David leaned forward against the white marbled counter. His arms were folded underneath him as he tried to see past his area of work. He worked at the one-hour photo section of the general store in his town. He had worked there for as long as he could remember, but the one-hour photo just wasn’t as busy as it used to be.
Everyone was taking photos with their cell phones, putting it on their computer, and then printing them out from home. Or they didn’t print them out at all. They just put it on social media websites and called it a day. David couldn’t recall anyone he knew who still used physical photo albums.
There were also websites dedicated to pictures where if you had an account, you could order prints along with putting your pictures on mugs and blankets and other random objects as such.
His work didn’t do that. They just printed the pictures out on special paper, special paper that their customers could buy in their store for cheaper than having the one-hour photo do it. It would be easier and cheaper to print the photos out at their own home.
But David still had a job for some reason. On days it wasn’t busy, he would help out around the other sections of the store, but today even those sections weren’t busy and they had more than enough staff to handle the trickle of customers coming through the door.
David sighed and paced behind the counter. He took out his cell phone from his pocket, which he wasn’t supposed to have, and checked the time. He still had two hours left in his shift. This wasn’t worth the minimum wage. Sure, he wasn’t doing any actual work, but he was tired standing around doing nothing.
He began to count the seconds in his head believing that if he counted for two hours the time would go by faster. He knew, if anything, it would just make him go crazy, but he did it anyway.
About only two minutes later, the computer buzzed. Startled, David walked over to it and smiled realizing that he had an order to fill.
Finally, something to do!
Not that it really mattered. The computer did all the work. David just had to push a couple of buttons, and then put the finished photos into an envelope. Then he waited some more for the customer to come and pick it up.
David told the computer to print the photo and as it did, he realized something odd.
The order was for one single print of one photo. Why would someone only need one print of a particular photo?

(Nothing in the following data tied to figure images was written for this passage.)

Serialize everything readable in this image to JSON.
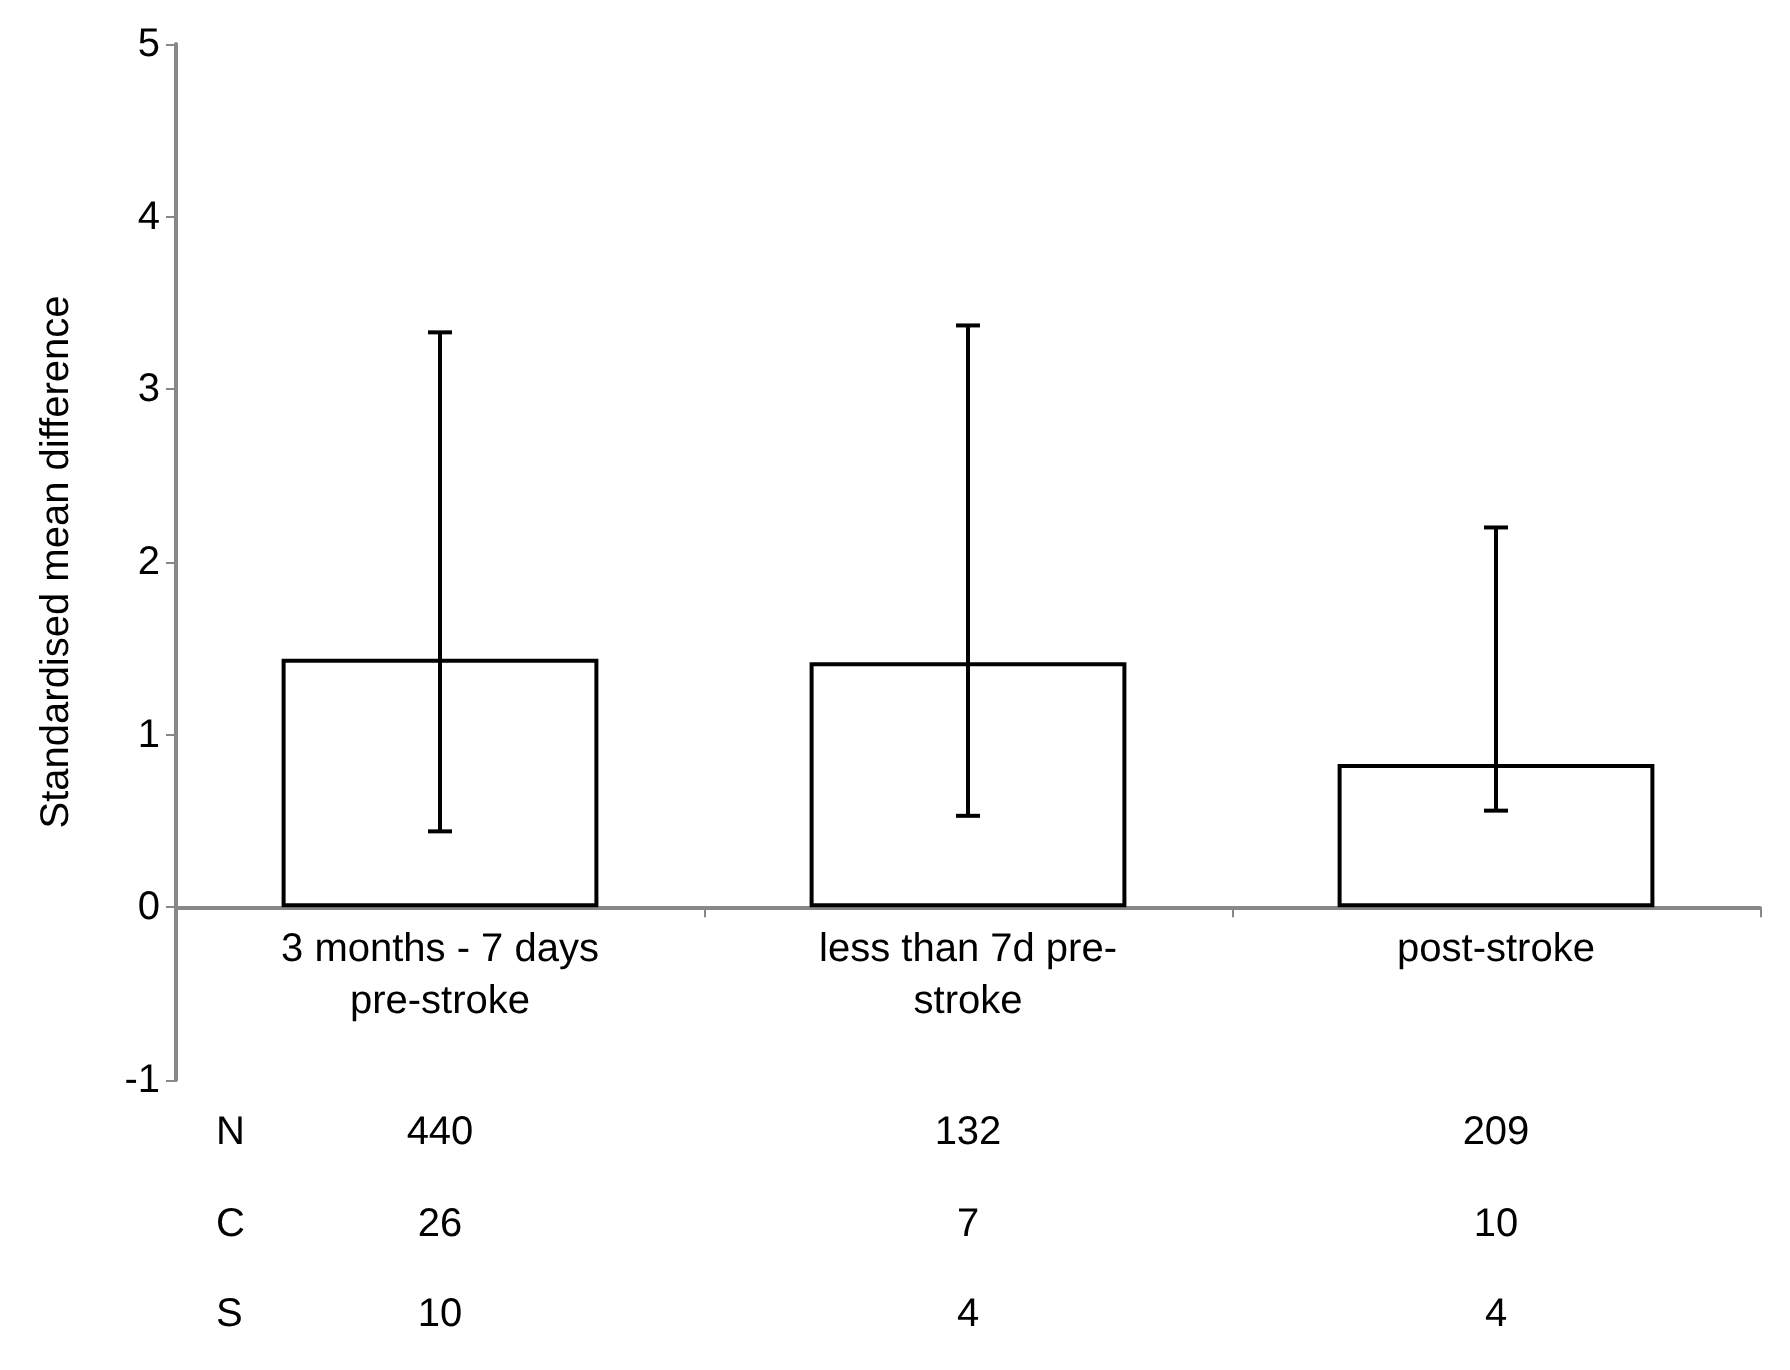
{
  "chart_data": {
    "type": "bar",
    "ylabel": "Standardised mean difference",
    "categories": [
      "3 months - 7 days\npre-stroke",
      "less than 7d pre-\nstroke",
      "post-stroke"
    ],
    "values": [
      1.44,
      1.42,
      0.83
    ],
    "errors": [
      [
        0.44,
        3.33
      ],
      [
        0.53,
        3.37
      ],
      [
        0.56,
        2.2
      ]
    ],
    "color": "#ffffff",
    "ylim": [
      -1,
      5
    ],
    "yticks": [
      -1,
      0,
      1,
      2,
      3,
      4,
      5
    ],
    "grid": false,
    "annotations": [
      "N",
      "C",
      "S",
      "440",
      "26",
      "10",
      "132",
      "7",
      "4",
      "209",
      "10",
      "4"
    ]
  }
}
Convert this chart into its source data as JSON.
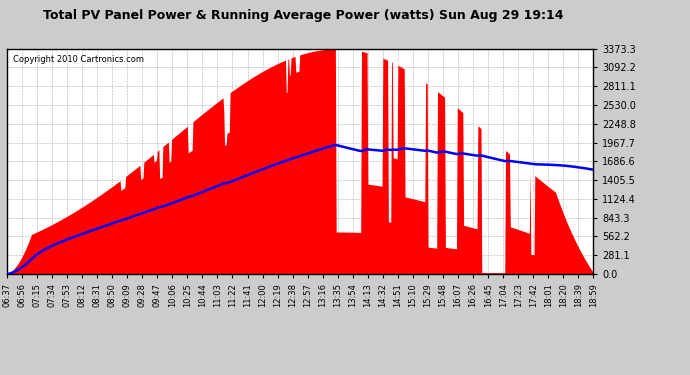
{
  "title": "Total PV Panel Power & Running Average Power (watts) Sun Aug 29 19:14",
  "copyright": "Copyright 2010 Cartronics.com",
  "y_ticks": [
    0.0,
    281.1,
    562.2,
    843.3,
    1124.4,
    1405.5,
    1686.6,
    1967.7,
    2248.8,
    2530.0,
    2811.1,
    3092.2,
    3373.3
  ],
  "y_max": 3373.3,
  "x_labels": [
    "06:37",
    "06:56",
    "07:15",
    "07:34",
    "07:53",
    "08:12",
    "08:31",
    "08:50",
    "09:09",
    "09:28",
    "09:47",
    "10:06",
    "10:25",
    "10:44",
    "11:03",
    "11:22",
    "11:41",
    "12:00",
    "12:19",
    "12:38",
    "12:57",
    "13:16",
    "13:35",
    "13:54",
    "14:13",
    "14:32",
    "14:51",
    "15:10",
    "15:29",
    "15:48",
    "16:07",
    "16:26",
    "16:45",
    "17:04",
    "17:23",
    "17:42",
    "18:01",
    "18:20",
    "18:39",
    "18:59"
  ],
  "pv_color": "#FF0000",
  "avg_color": "#0000FF",
  "bg_color": "#FFFFFF",
  "grid_color": "#999999",
  "border_color": "#000000",
  "fig_bg": "#CCCCCC"
}
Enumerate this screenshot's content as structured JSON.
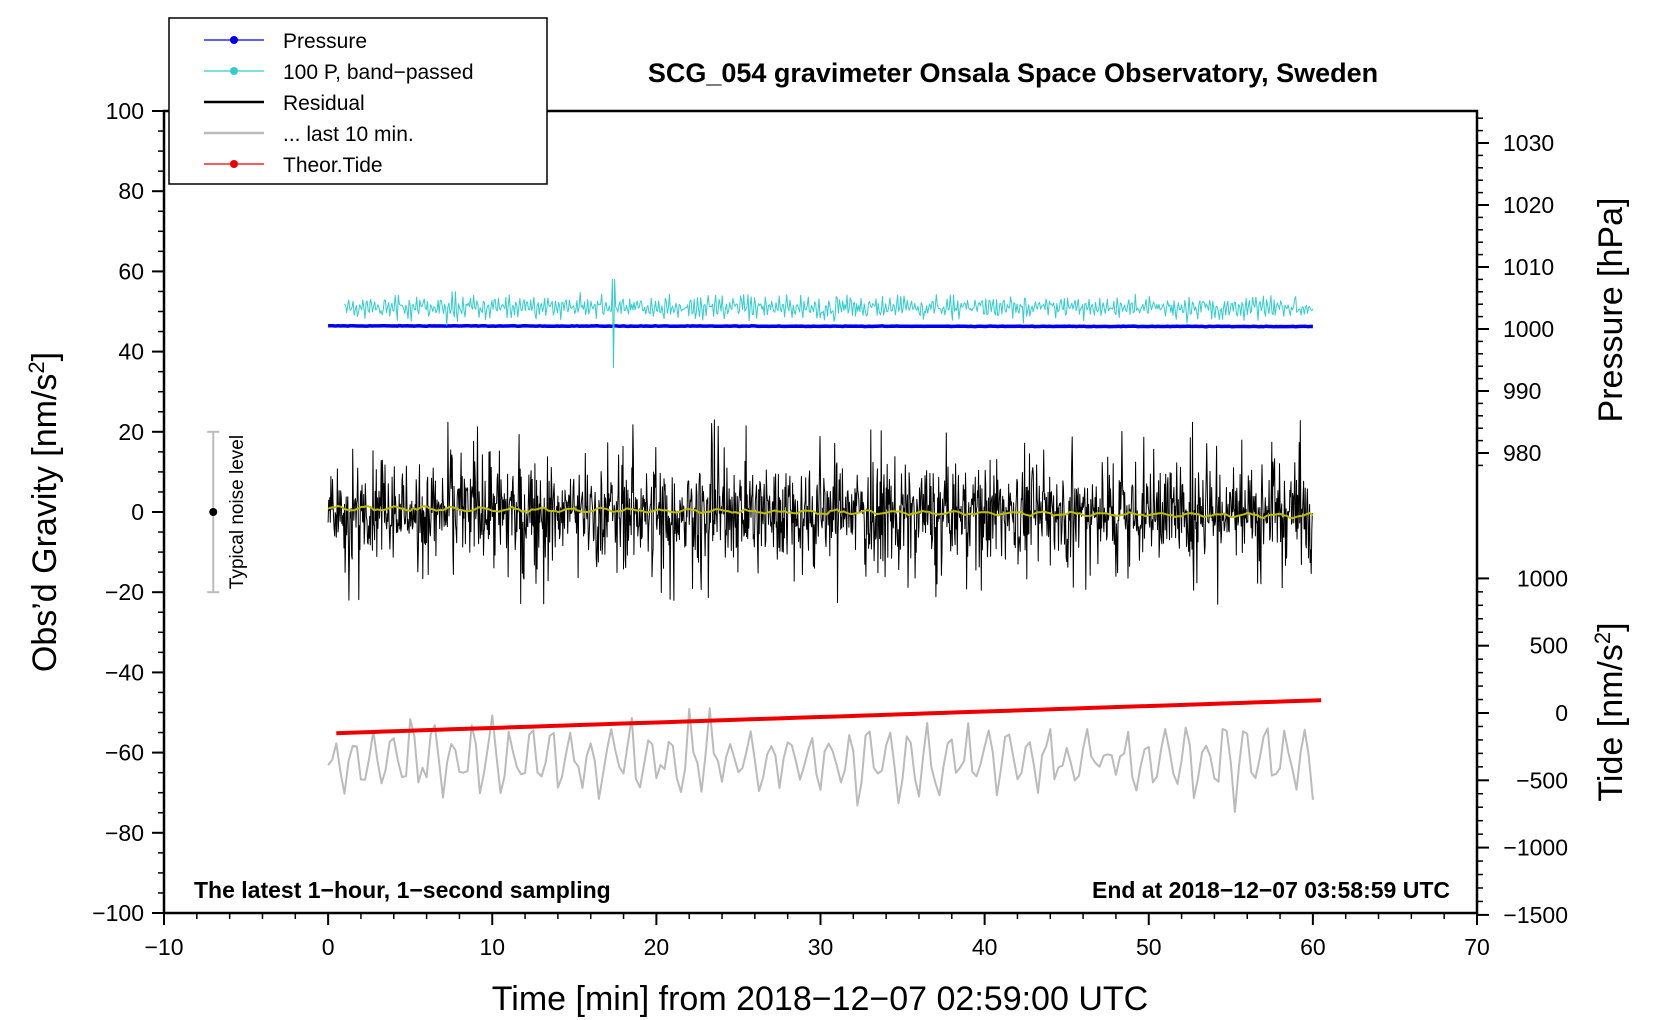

David shrugged to himself knowing it was none of his business. Maybe the photo was going to go into a picture frame and be given as a gift to someone. He shouldn’t judge, though he thought it was still weird. Not to mention that their photos are only 50-cents. So he wasn’t even going to make his daily quota when it came to selling things in the store.
Once the picture finished printing, David let it sit for a moment as the ink dried. He turned his head to the side to look at the picture. They weren’t supposed to do that because it invaded privacy or something like that, but he was curious and no one was going to know.
The photo was of a little girl, who must have been about five or six-years-old. She was grinning from ear to ear leaning against a cabinet that held a small fish bowl. There was a goldfish inside.
David raised an eyebrow. Was this her first pet and they were trying to savor the occasion?
Another 45 minutes flew by and a woman entered the store. She immediately walked over to the one-hour photo taking out her wallet.
“Hi, I’m here to pick up an order under Cooper.” She groaned.
“Uh, sure,” David grabbed the envelope right away, as it was the only order waiting to be picked up. Whatever this woman’s story was, she wasn’t happy.
The woman took the photo and as she handed a one-dollar bill to David, she opened the envelope and inspected the picture.
David silently handed her 50-cents back and forced a smile at the woman, who cracked a smile back.
“We bought a fish for my daughter last week and it’s already dead.” She explained.
“Oh. Uh, I’m sorry to hear that.” David rubbed the back of his neck awkwardly.
“I now have a fish corpse sitting in a shoe box on my kitchen counter waiting to be buried in the garden.” The woman explained.
David couldn’t help but crack a smile.
“But we couldn’t bury the fish yet because we needed to put a picture of the fish and my daughter together so the fish will never forget her.” The woman shook her head and also cracked a smile. “Kids…” she muttered and then walked away.
David chuckled to himself. “Have a good day.” He called to her. Then he wondered if that was the appropriate thing to say.